Fred Robert Archer (December 3, 1889 - April 27, 1963), was an American photographer who collaborated with Ansel Adams to create the Zone System. He was a portrait photographer, specializing early in his career in portraits of Hollywood movie stars. He was associated with the artistic trend in photography known as pictorialism. He later became a photography teacher, and ran his own photography school for many years.
Along with Edward Weston, whose portrait he took, Archer was known as one of the "two big names in art photography in those days out on the west coast".[1] He socialized with and exchanged ideas with many other artists and intellectuals in Los Angeles for decades. He was "without a doubt, the individual with the longest history of participation in the Southern California Salon movement."
He was born on December 3, 1889, in Georgia, and his family moved to Los Angeles, California. Archer was experimenting with photography as early as 1915, when he made a portrait of Edward Weston. Archer served in a military aerial photography unit in France in World War I,[2] and returned to the United States in May, 1919. He began studying commercial art, and photography was at that time a hobby of his. In less than a year, Archer gained critical attention in two east coast photography journals, American Photography[3] and Photo-era Magazine, which reported that he had exhibited five "somber" photos of the World War I battlefields of France at the Seventh Pittsburgh Salon.[4]
In the early 1920s, he was hired as assistant head of the Art Title Department for Universal Pictures and was promoted to head the department the following year. He soon moved on to motion picture photography.
He worked for Warner Brothers as a portrait photographer until 1929, and later worked for Paramount Pictures. He also became a pioneer of advertising photography on the west coast.[5]
In 1928, he wrote an influential article along with fellow photographer Elmer Fryer called "Still photography in motion picture work".[6] Fryer succeeded Archer as head of photography at Warner Brothers in 1929.[7]
Their article described the importance of still photography in advertising, marketing, production reference work and trick photography. According to Archer and Fryer, "A good 'still' will attract and hold attention where many poor ones will receive but a passing glance. Photography has striven for years to gain acceptance among the arts and the struggle has been long and hard. It is only within the last few years that photography has been raised from pure mechanics and given its well deserved place with the other arts."[8] Their slogan was "the still sells the movies" which was a Hollywood truism for many years.
In 1935,[9] Archer helped found the photography department[5] and served as professor of photography at the Art Center School.[10] Archer was considered "for many years a popular teacher and lecturer" who then went on to serve as director of education at his own Fred Archer School of Photography in Los Angeles,[11] which he founded after World War II.

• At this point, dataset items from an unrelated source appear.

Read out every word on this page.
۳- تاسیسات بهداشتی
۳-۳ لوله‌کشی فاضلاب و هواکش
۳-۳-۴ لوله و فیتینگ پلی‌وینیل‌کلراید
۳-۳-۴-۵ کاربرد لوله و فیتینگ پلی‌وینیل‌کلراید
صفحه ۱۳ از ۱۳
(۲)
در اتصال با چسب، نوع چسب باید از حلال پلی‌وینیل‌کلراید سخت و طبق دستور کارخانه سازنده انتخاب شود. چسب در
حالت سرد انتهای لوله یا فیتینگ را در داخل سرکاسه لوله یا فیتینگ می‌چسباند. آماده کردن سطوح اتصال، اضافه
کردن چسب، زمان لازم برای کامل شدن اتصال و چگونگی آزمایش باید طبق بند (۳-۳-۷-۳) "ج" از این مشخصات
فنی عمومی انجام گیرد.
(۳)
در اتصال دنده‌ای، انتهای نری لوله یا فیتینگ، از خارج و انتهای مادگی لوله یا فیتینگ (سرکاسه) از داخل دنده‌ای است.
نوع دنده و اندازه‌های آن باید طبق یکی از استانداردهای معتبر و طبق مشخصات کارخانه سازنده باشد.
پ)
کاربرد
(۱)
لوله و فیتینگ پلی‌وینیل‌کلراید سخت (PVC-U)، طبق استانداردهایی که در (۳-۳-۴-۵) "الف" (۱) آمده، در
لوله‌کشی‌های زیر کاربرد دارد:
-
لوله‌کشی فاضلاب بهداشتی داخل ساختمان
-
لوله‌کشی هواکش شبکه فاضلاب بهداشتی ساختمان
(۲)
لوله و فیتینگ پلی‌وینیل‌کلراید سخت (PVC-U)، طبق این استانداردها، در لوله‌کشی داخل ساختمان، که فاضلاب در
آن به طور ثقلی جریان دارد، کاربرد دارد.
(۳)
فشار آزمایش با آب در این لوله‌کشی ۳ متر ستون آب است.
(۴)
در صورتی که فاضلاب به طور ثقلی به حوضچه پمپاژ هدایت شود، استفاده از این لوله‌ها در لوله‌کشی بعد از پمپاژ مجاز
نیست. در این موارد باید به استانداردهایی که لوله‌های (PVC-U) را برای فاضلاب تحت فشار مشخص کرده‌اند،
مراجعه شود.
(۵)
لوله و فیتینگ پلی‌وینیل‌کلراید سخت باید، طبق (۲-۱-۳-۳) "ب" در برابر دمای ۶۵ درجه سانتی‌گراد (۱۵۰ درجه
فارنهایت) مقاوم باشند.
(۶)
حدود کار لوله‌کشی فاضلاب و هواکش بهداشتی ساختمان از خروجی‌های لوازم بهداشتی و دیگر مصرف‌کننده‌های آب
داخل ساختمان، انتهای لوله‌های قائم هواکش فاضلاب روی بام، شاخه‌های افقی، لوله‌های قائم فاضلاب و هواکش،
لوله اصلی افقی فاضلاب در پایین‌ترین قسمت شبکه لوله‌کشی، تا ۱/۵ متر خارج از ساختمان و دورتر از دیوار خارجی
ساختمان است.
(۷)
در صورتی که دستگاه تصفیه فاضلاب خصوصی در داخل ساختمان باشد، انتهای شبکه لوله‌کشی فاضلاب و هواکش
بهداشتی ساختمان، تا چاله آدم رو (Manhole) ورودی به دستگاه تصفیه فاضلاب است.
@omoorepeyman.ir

Archer collaborated with Ansel Adams to codify the Zone System, which is a photographic technique for determining optimal film exposure and development.[12] The technique is based on the late 19th century sensitometry studies of Hurter and Driffield, and provides photographers with a systematic method of precisely defining the relationship between the way they visualize the photographic subject and the final results. Although it originated with black-and-white sheet film, the Zone System is also applicable to roll film, both black-and-white and color, negative and reversal, and to digital photography. Archer and Adams formulated the system while teaching together at the Art Center School in Los Angeles.[13]
Ansel Adams went out of his way to give Archer equal credit for the Zone System: "I take this opportunity to restate that the Zone System is not an invention of mine; it is a codification of the principles of sensitometry, worked out by Fred Archer and myself at the Art Center School in Los Angeles, around 1939-40."[14]
Archer's only book, Fred Archer on Portraiture, was published in 1948. The book was a "popular text" that "remained in print for a number of years", and was reviewed in several national photography magazines.[15]
In 1959, Archer won the annual Stuyvesant Peabody Memorial Award, given to a member of the Photographic Society of America "who has contributed significantly to Pictorial Photography".[16]
Archer's photos were featured in a 1980-1981 show "Southern California Photography, 1900-1965: An Historical Survey" at the Los Angeles County Museum of Art, alongside the work of Edward Weston, Man Ray, Robert Frank, Diane Arbus, and Imogen Cunningham. The show was part of the bicentennial celebration of Los Angeles.[17]
The Los Angeles County Museum of Art has seven photos by Archer in its permanent collection, including a self-portrait,[18] described as a "surrealistic image of his face merging with the front of a large format camera and an obedient fly resting on his trigger finger".[19]